O pensamento da formadora vai ao encontro ao de Marques (2002, p.98) de que “o conhecimento só faz sentido em suas articulações, nos cruzamentos de interesses e na ultrapassagem das fronteiras tão diligentemente construídas nos últimos 300 anos”. Nesse processo, nos séculos XVI ao XVIII, ocorreram revoluções científicas, entre essas com Copérnico e a teoria do Heliocentrismo e Lavoisier e o estabelecimento da química moderna. A ciência se separa da filosofia. Passando a assumir visão mecânica do universo. A natureza é “dominada” pelo homem como uma máquina, como artefato técnico. Tudo pode ser determinado por leis matemáticas fixas. Há a “emergência de uma nova concepção de ciência e de Método” e Descartes é um dos representantes dessa “consciência filosófica desta nova situação” (SOUZA SANTOS, 1989). No século XIX, o positivismo se torna a consagração filosófica destas teses mecanicistas e deterministas, no mundo social.

Assim, ao longo desse processo para conhecer mais desta máquina da natureza, era preciso tanto mais olhar peça por peça, o que exigia cada vez mais um conhecimento específico sobre determina peça. Era a fragmentação do estudo da natureza, a fragmentação do conhecimento científico.
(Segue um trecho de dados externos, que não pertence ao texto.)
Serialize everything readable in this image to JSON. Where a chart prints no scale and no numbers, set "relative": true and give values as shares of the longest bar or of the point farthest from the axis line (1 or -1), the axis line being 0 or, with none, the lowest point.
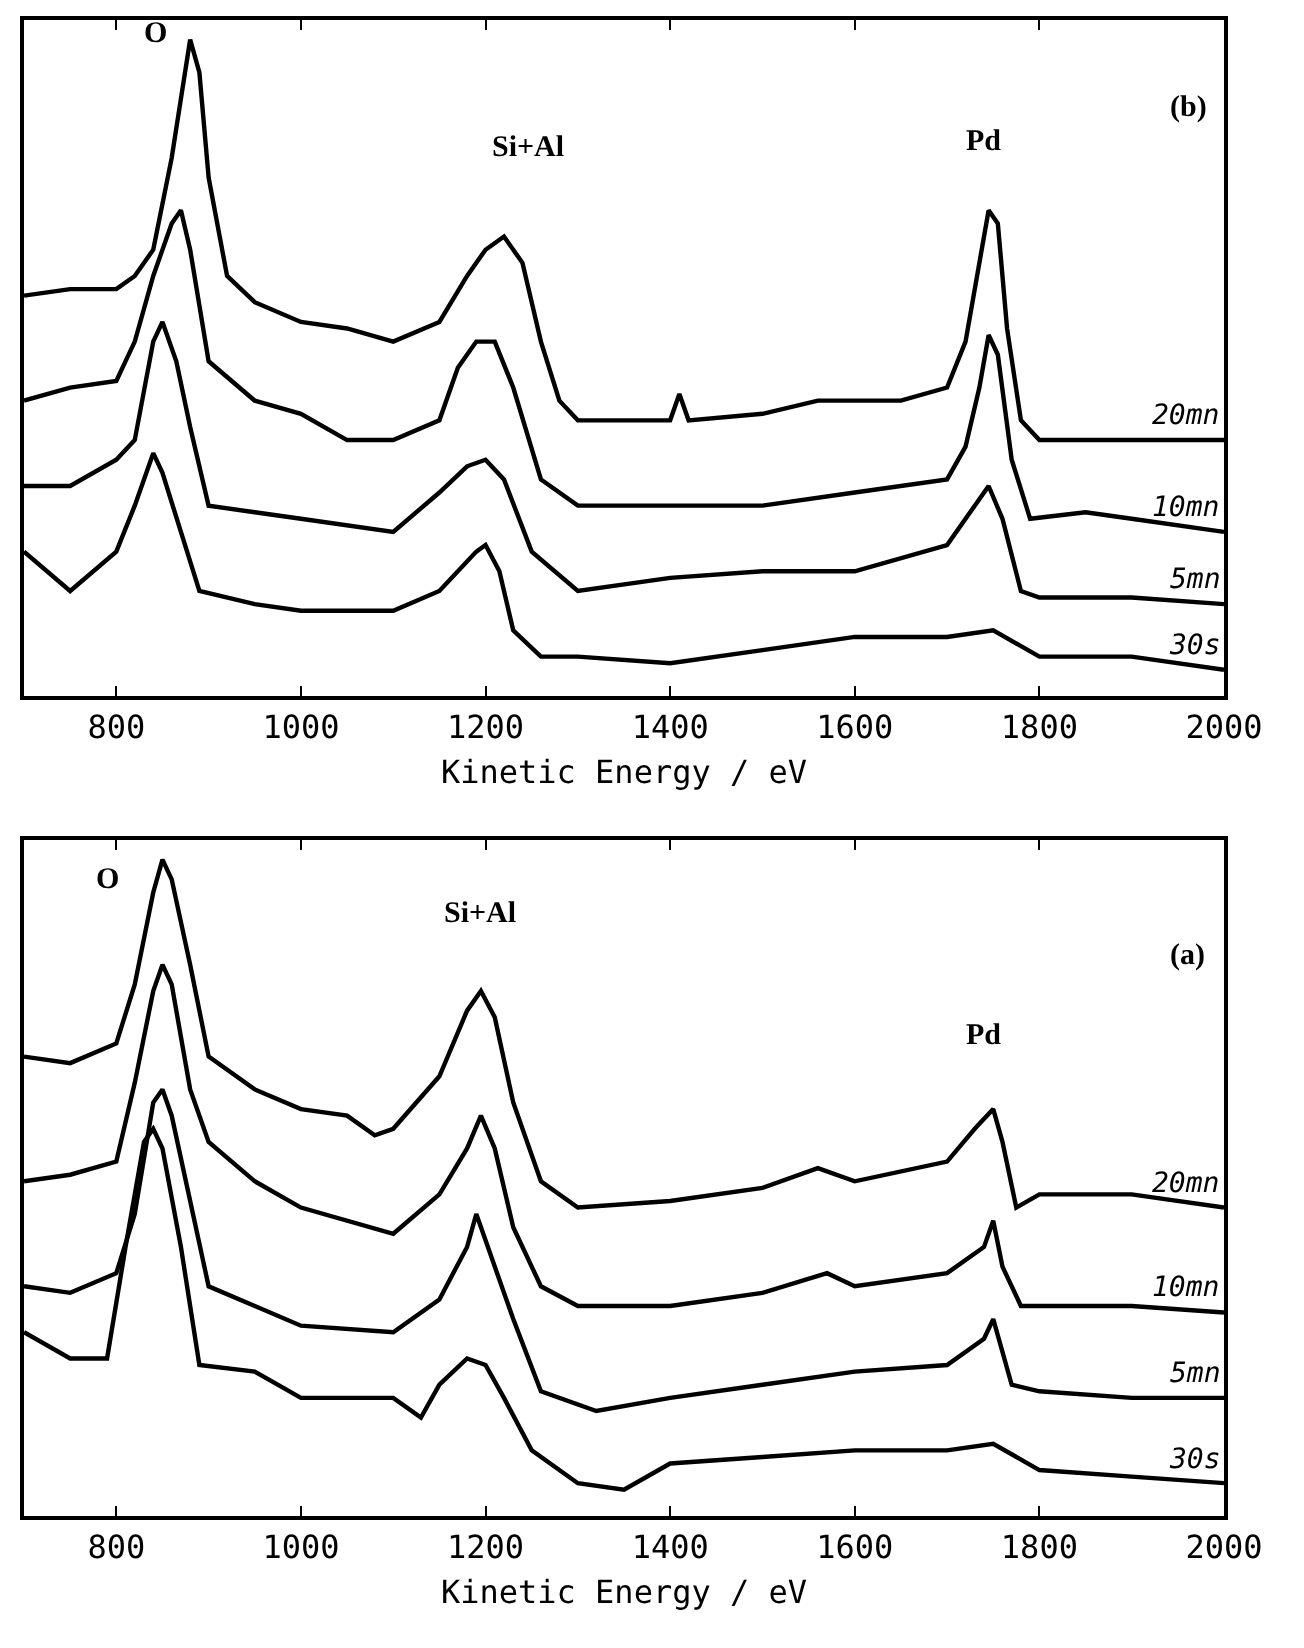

Para tanto, mais se estabelecia nas universidades a disciplinarização do conhecimento. O que em certa medida se prolongou no tratamento das disciplinas científicas no sistema educacional. Mas a proposta de super-especialização do conhecimento científico na escola carece de sentido, porque, diferentemente da formação do especialista, a escola está para formar cidadãos para a vida. Hoje tal proposta tem pouco sentido mesmo nas instituições que formam os especialistas, porque para além de um conhecimento cada vez mais fragmentado Marques (2002, p.95) lembra que “no mundo de hoje marcado pelas complexidades em que se conjugam em unidade as diferenças e a pluralidade, as ciências se fazem ao mesmo passo especializadas e interdependentes em complementareidades”.

Sobre essa complexidade, recordamos que a formadora havia tomado como exemplo os ganhadores do Prêmio Nobel, argumentando coerentemente que muitos dentre os ganhadores deste prêmio não pertencem à área de formação na qual foram laureados. Nem sempre o ganhador do Prêmio Nobel de Química é da área da química, por exemplo. Com isso queremos dizer que a especialidade foi e é importante para grandes avanços na construção do conhecimento científico, mas não é/foi suficiente. Portanto, estamos longe de negar as partes; é precisamente nessa perspectiva que entendemos que é preciso olhar das partes para todo e do todo para as partes, olhar as partes entre si (cf. MORIN, 2004).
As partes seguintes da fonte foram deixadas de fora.